Verder bepaalt de Afdeling dat na afloop van de termijn van zestig weken – volgens de standaarduitspraken op dit gebied – een dwangsom geldt van € 100 per dag, met een maximum van € 15.000. Als bij de uitspraak blijkt dat deze zestig weken al verstreken zijn, krijgt de Dienst Toeslagen alsnog twee weken de tijd om te beslissen. Deze twee weken gaan lopen vanaf de dag waarop de uitspraak wordt verzonden. Als de Dienst Toeslagen deze termijn van twee weken overschrijdt, moet zij aan de ouders een dwangsom betalen van € 250 per dag, met een maximum van € 37.500.

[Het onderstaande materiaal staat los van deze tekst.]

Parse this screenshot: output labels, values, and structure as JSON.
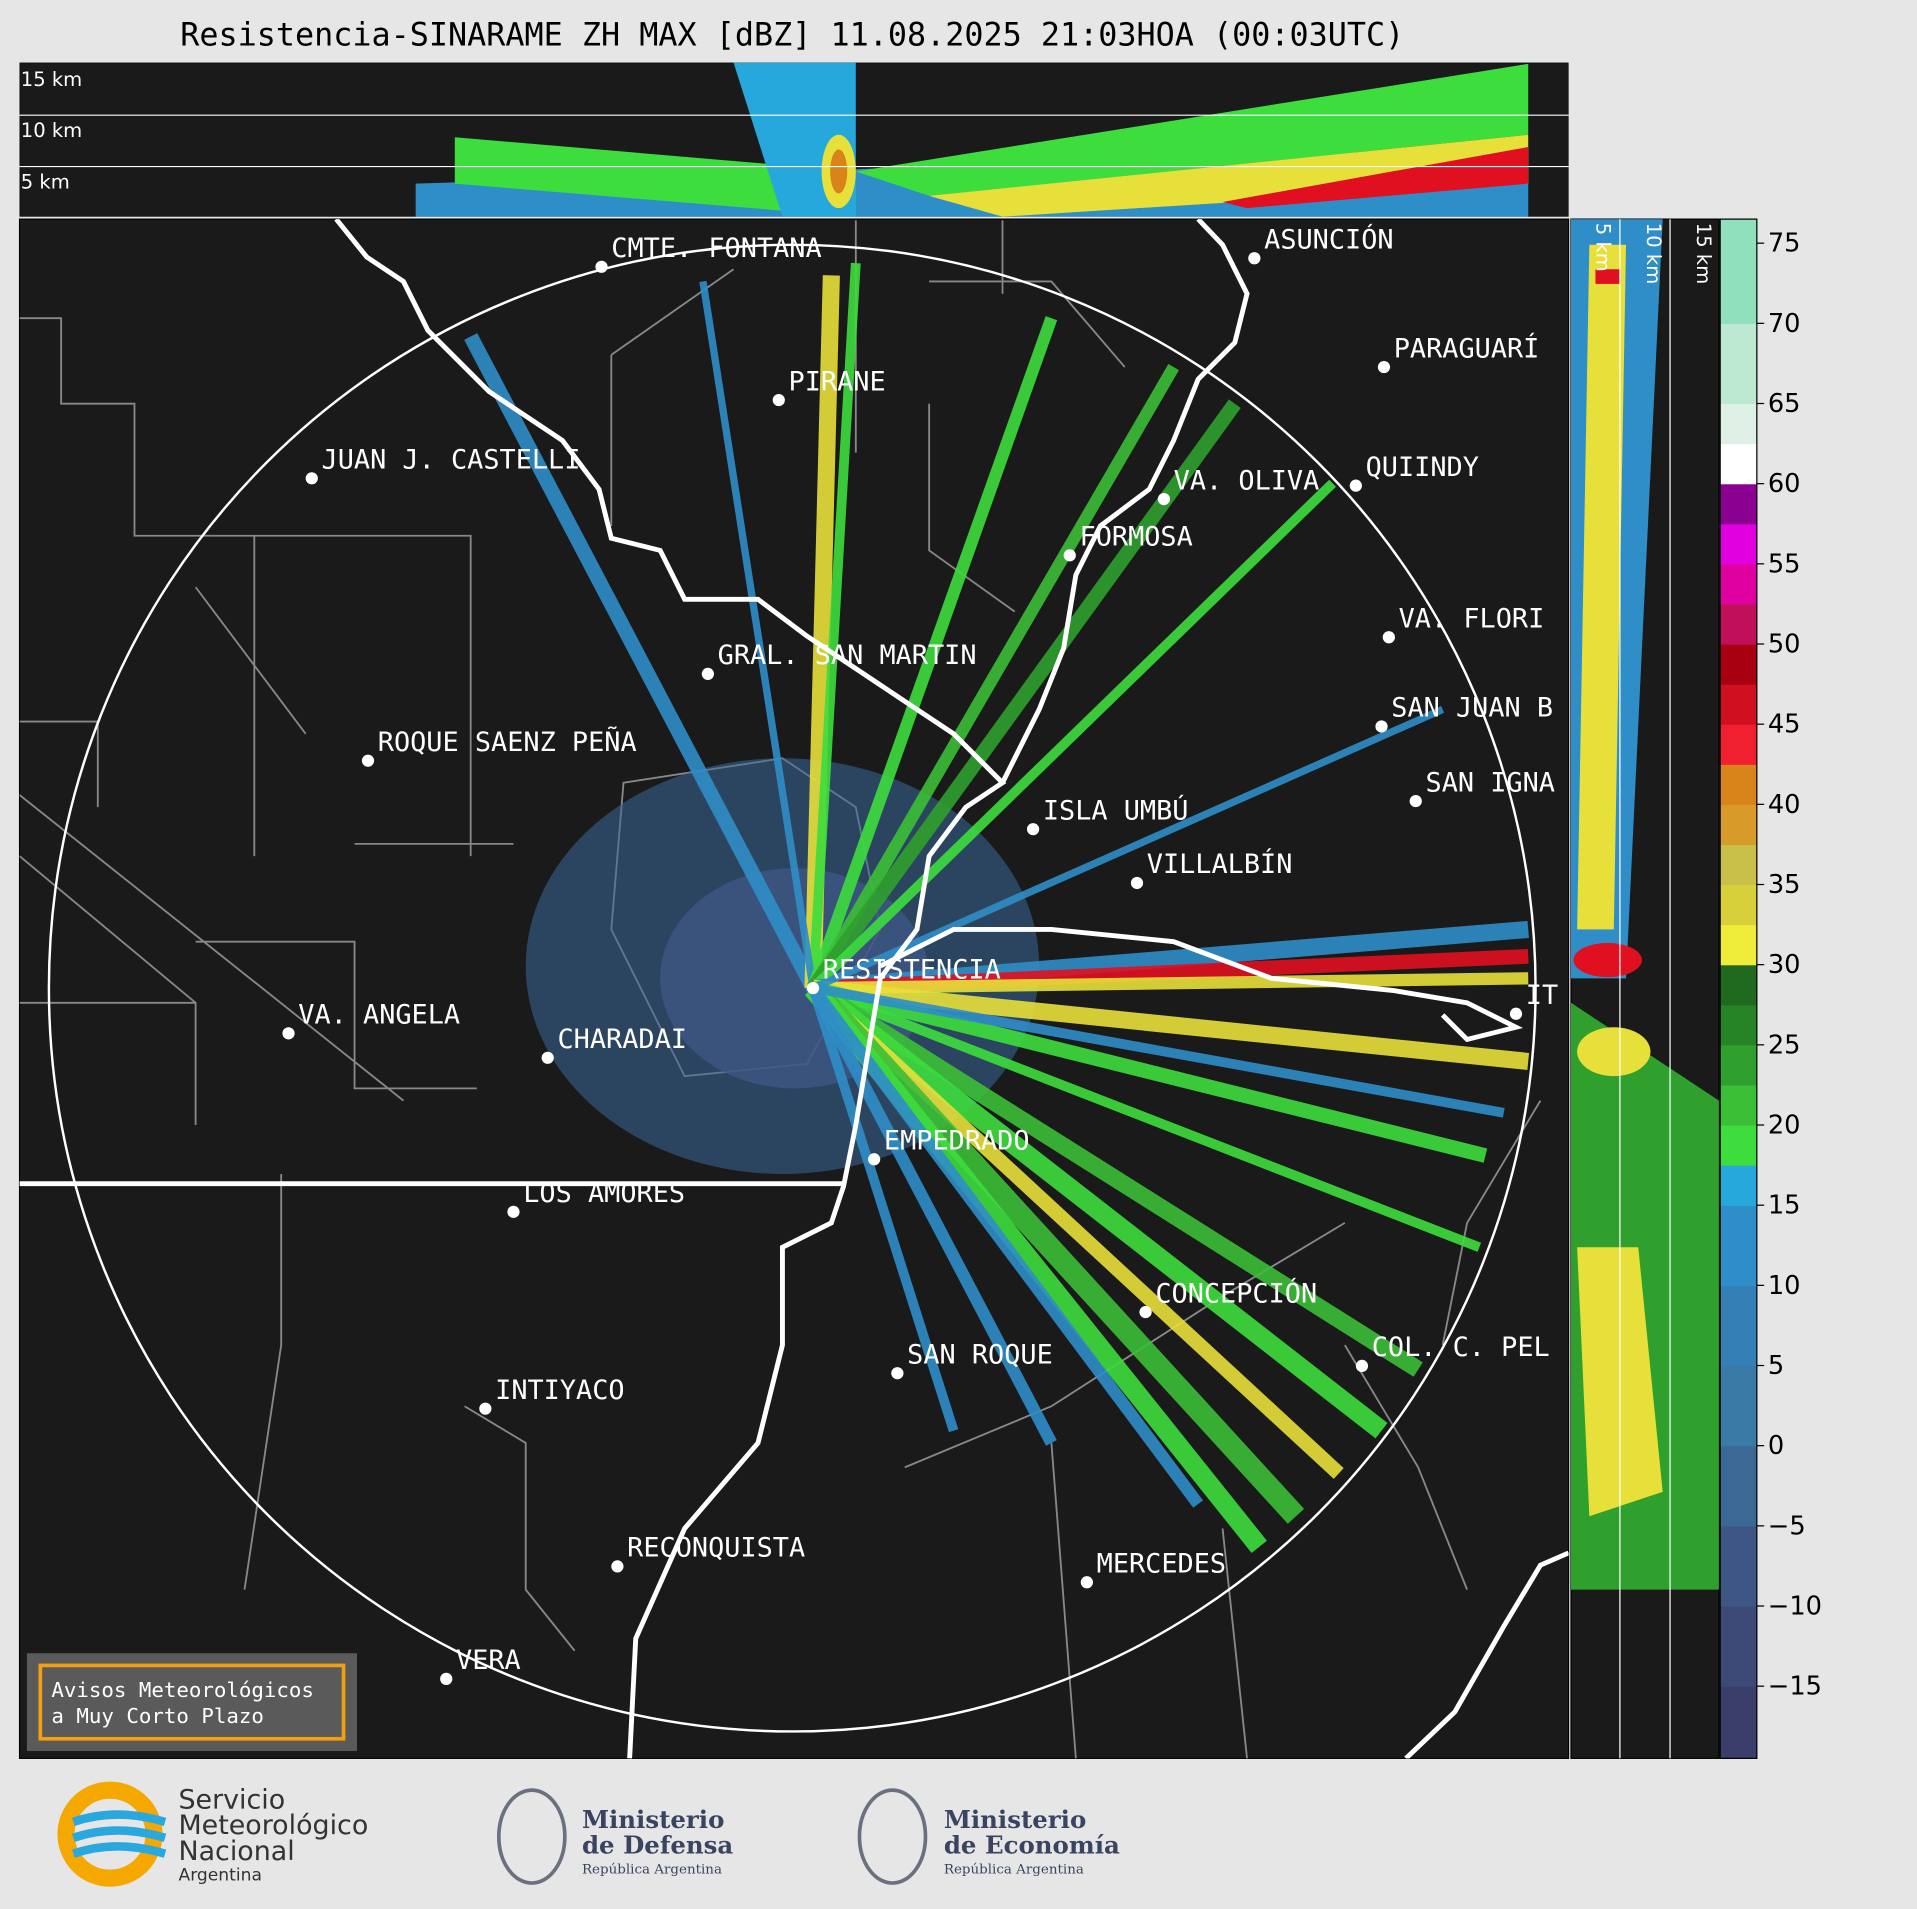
{
  "title": "Resistencia-SINARAME ZH MAX [dBZ] 11.08.2025 21:03HOA (00:03UTC)",
  "top_panel_heights": [
    "15 km",
    "10 km",
    "5 km"
  ],
  "side_panel_heights": [
    "5 km",
    "10 km",
    "15 km"
  ],
  "cities": [
    "CMTE. FONTANA",
    "ASUNCIÓN",
    "PARAGUARÍ",
    "PIRANE",
    "JUAN J. CASTELLI",
    "VA. OLIVA",
    "QUIINDY",
    "FORMOSA",
    "VA. FLORI",
    "GRAL. SAN MARTIN",
    "ROQUE SAENZ PEÑA",
    "SAN JUAN B",
    "SAN IGNA",
    "ISLA UMBÚ",
    "VILLALBÍN",
    "RESISTENCIA",
    "IT",
    "VA. ANGELA",
    "CHARADAI",
    "EMPEDRADO",
    "LOS AMORES",
    "CONCEPCIÓN",
    "COL. C. PEL",
    "SAN ROQUE",
    "INTIYACO",
    "RECONQUISTA",
    "MERCEDES",
    "VERA"
  ],
  "notice": [
    "Avisos Meteorológicos",
    "a Muy Corto Plazo"
  ],
  "colorbar": {
    "ylim": [
      -19.5,
      76.5
    ],
    "yticks": [
      {
        "value": -15,
        "label": "−15"
      },
      {
        "value": -10,
        "label": "−10"
      },
      {
        "value": -5,
        "label": "−5"
      },
      0,
      5,
      10,
      15,
      20,
      25,
      30,
      35,
      40,
      45,
      50,
      55,
      60,
      65,
      70,
      75
    ],
    "bounds": [
      -19.5,
      -15,
      -10,
      -5,
      0,
      5,
      10,
      15,
      17.5,
      20,
      22.5,
      25,
      27.5,
      30,
      32.5,
      35,
      37.5,
      40,
      42.5,
      45,
      47.5,
      50,
      52.5,
      55,
      57.5,
      60,
      62.5,
      65,
      70,
      76.5
    ],
    "colors": [
      "#3b3d6a",
      "#3d4a78",
      "#3e5684",
      "#3b6894",
      "#3a7aa6",
      "#347fb5",
      "#2f8ec8",
      "#27a8dc",
      "#3ddd3d",
      "#3bbf36",
      "#2fa02d",
      "#268426",
      "#1f6a1f",
      "#f0ec3a",
      "#d8d03a",
      "#c8c048",
      "#d89a28",
      "#d8841a",
      "#f02030",
      "#d01020",
      "#a80010",
      "#c0105a",
      "#e000a0",
      "#e000e0",
      "#8a0090",
      "#ffffff",
      "#dff0e6",
      "#bde8d2",
      "#90e0be"
    ]
  },
  "logos": [
    {
      "lines": [
        "Servicio",
        "Meteorológico",
        "Nacional",
        "Argentina"
      ]
    },
    {
      "lines": [
        "Ministerio",
        "de Defensa",
        "República Argentina"
      ]
    },
    {
      "lines": [
        "Ministerio",
        "de Economía",
        "República Argentina"
      ]
    }
  ]
}
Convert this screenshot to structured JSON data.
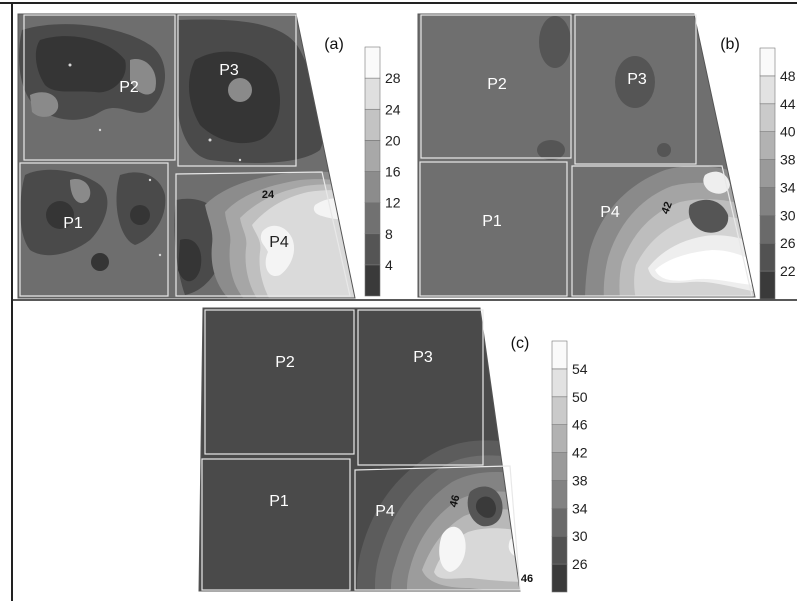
{
  "chart_data": [
    {
      "type": "heatmap",
      "panel_label": "(a)",
      "title": "",
      "plots": [
        "P1",
        "P2",
        "P3",
        "P4"
      ],
      "legend_ticks": [
        4,
        8,
        12,
        16,
        20,
        24,
        28
      ],
      "colorbar_range": [
        0,
        32
      ],
      "contour_labels": [
        24
      ],
      "grid": false
    },
    {
      "type": "heatmap",
      "panel_label": "(b)",
      "title": "",
      "plots": [
        "P1",
        "P2",
        "P3",
        "P4"
      ],
      "legend_ticks": [
        "22",
        "26",
        "30",
        "34",
        "38",
        "40",
        "44",
        "48"
      ],
      "colorbar_range": [
        18,
        52
      ],
      "contour_labels": [
        42
      ],
      "grid": false
    },
    {
      "type": "heatmap",
      "panel_label": "(c)",
      "title": "",
      "plots": [
        "P1",
        "P2",
        "P3",
        "P4"
      ],
      "legend_ticks": [
        26,
        30,
        34,
        38,
        42,
        46,
        50,
        54
      ],
      "colorbar_range": [
        22,
        58
      ],
      "contour_labels": [
        46,
        46
      ],
      "grid": false
    }
  ]
}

De Afdeling voelt wel de behoefte om uit te leggen dat haar beslissing om de Dienst Toeslagen extra tijd te geven voordat dwangsommen betaald moeten worden, overkomt als een maatregel die vooral gunstig is voor de Dienst Toeslagen. Daardoor lijkt het alsof het belang van gedupeerde ouders minder zwaar weegt. Toch is het belangrijk om te beseffen dat het in deze situatie geen zin heeft om een termijn op te leggen die de Dienst Toeslagen duidelijk niet kan halen. Anders zou de dienst steeds opnieuw dwangsommen moeten betalen. Het doel van het beroep tegen niet-tijdig beslissen is dat besluiten sneller genomen worden, maar dat doel wordt nu niet bereikt. De dwangsom is bedoeld om de Dienst Toeslagen financieel te stimuleren om op tijd te beslissen. Het is geen straf voor de Dienst en ook geen compensatie voor ouders vanwege het lange wachten.